Spain’s Bad Loans Drop Sharply –

This is not an ACTUAL improvement in credit quality but an improvement in bank balance sheets because of the  bailout by the state. In terms of ACTUAL loans throughout the economy, the question on bad loans in Spain is whether any drop is simply under-provisioning and regulatory forbearance or a real drop. I have doubts here.

“The Bank of Spain said Monday that bad debts held by the country’s banks dropped sharply in December from November because of the transfer of lower-quality credit portfolios to the so-called bad bank that started operations that month.

Nonperforming loans fell by €24.1 billion ($32.20 billion) to €167.4 billion, or 10.4% of total outstanding loans, in December, preliminary data from the central bank showed. That compares with a bad-loan ratio of 11.4% in November, the highest ever recorded.”

BBC News – German economy to return to growth, says Bundesbank

“”As it currently looks, a plus in economic output can be expected in the first quarter of this year,” the Bundesbank said.

The report continued: “For the rest of this year, the economy is expected to pick up gradually, even if the external economic environment will provide no trigger for a sharp surge in demand.””

BBC News – Amazon dismisses German warehouse security firm

“”Amazon has zero-tolerance for discrimination and intimidation and expects the same from every company we work with,” a spokesperson for Amazon said.

The documentary by state broadcaster ARD showed the conditions of employees at the warehouse in Bad Hersfeld, in the state of Hesse, brought in to help with the Christmas rush.

It claimed employees’ rooms were searched, they were frisked at breakfast and constantly watched.

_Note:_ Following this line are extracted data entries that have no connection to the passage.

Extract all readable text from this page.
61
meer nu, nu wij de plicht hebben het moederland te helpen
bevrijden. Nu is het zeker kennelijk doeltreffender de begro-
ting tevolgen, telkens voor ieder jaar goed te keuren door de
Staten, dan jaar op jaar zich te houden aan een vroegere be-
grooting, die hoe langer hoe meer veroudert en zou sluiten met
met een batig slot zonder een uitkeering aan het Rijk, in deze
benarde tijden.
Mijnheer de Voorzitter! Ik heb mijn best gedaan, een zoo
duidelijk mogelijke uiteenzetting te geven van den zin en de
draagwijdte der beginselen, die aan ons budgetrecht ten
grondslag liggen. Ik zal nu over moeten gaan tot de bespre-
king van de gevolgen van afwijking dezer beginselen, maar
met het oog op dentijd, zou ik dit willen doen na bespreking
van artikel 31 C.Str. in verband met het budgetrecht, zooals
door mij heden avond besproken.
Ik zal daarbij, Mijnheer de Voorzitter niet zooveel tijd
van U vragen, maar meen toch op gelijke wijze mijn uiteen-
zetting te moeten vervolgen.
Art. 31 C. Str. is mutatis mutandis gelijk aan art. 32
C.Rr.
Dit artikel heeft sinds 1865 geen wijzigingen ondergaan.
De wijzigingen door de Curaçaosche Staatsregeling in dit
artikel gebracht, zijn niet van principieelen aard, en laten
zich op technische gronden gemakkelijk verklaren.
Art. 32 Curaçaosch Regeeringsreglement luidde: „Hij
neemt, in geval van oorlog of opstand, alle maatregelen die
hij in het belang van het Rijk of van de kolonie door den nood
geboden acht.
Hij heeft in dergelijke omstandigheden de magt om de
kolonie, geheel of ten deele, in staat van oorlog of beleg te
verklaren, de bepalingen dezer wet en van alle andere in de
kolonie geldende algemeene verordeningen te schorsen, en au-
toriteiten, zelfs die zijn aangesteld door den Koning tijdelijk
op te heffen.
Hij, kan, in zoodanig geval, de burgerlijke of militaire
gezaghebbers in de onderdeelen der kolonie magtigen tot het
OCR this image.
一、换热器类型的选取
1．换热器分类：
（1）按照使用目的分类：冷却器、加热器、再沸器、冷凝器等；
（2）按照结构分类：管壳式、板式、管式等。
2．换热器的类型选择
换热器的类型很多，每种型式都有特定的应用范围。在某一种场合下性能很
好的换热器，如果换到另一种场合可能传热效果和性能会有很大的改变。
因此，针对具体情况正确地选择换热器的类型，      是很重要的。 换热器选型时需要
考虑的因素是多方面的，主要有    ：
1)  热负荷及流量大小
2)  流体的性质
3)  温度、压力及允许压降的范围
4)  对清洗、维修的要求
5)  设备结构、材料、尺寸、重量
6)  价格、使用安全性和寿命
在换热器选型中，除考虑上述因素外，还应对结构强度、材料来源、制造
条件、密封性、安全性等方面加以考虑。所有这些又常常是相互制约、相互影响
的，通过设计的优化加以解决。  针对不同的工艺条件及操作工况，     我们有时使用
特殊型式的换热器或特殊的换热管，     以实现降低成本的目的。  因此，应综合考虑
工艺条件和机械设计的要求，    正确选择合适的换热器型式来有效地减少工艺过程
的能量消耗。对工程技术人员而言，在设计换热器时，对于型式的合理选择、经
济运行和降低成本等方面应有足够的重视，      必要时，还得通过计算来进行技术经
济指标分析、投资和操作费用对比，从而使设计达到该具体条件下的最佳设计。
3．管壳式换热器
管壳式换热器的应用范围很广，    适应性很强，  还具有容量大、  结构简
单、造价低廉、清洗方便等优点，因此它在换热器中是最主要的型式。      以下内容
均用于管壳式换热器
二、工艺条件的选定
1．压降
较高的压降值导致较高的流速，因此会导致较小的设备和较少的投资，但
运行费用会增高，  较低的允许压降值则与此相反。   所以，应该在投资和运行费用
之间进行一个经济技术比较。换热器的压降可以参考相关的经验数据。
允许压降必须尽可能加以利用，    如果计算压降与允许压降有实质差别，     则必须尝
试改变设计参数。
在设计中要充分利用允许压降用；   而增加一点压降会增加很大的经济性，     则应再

Many of the temporary workers came from Spain and Poland, and foreign workers were shown receiving the worst harassment from security guards.”

LG reveals 5.5-inch Optimus Pro G, taking on Samsung’s Galaxy Note 2 — Tech News and Analysis

“The handset is LG’s answer to the Samsung Galaxy Note 2, only with more pixels, a slightly beefier processor and no stylus. It’s out in South Korea this week, and elsewhere – including the U.S. – later.”

LG touts 15 million Optimus L Series phones sold like so many refrigerators

“As stylish as it can be, LG’s Optimus L Series is very appliance-like, the smartphone line that gets the job done versus the more luxuriant Optimus G. It’s almost no surprise, then, that LG’s sales rate has accelerated to the volume we’d expect from an air conditioner or fridge: just two months after the L Series hit 10 million in sales since launch, it’s already at 15 million. “

Cyprus in crucial vote as nation nears bankruptcy – Telegraph

“they elect a president who will have to take responsibility for negotiating a financial rescue for the debt-laden island nation.

Mr Anastasiades has promised a quick agreement with the European Union and International Monetary Fund on a bailout, a deal investors want thrashed out before the island’s troubles derail progress made in shoring up the rest of the euro zone’s periphery.”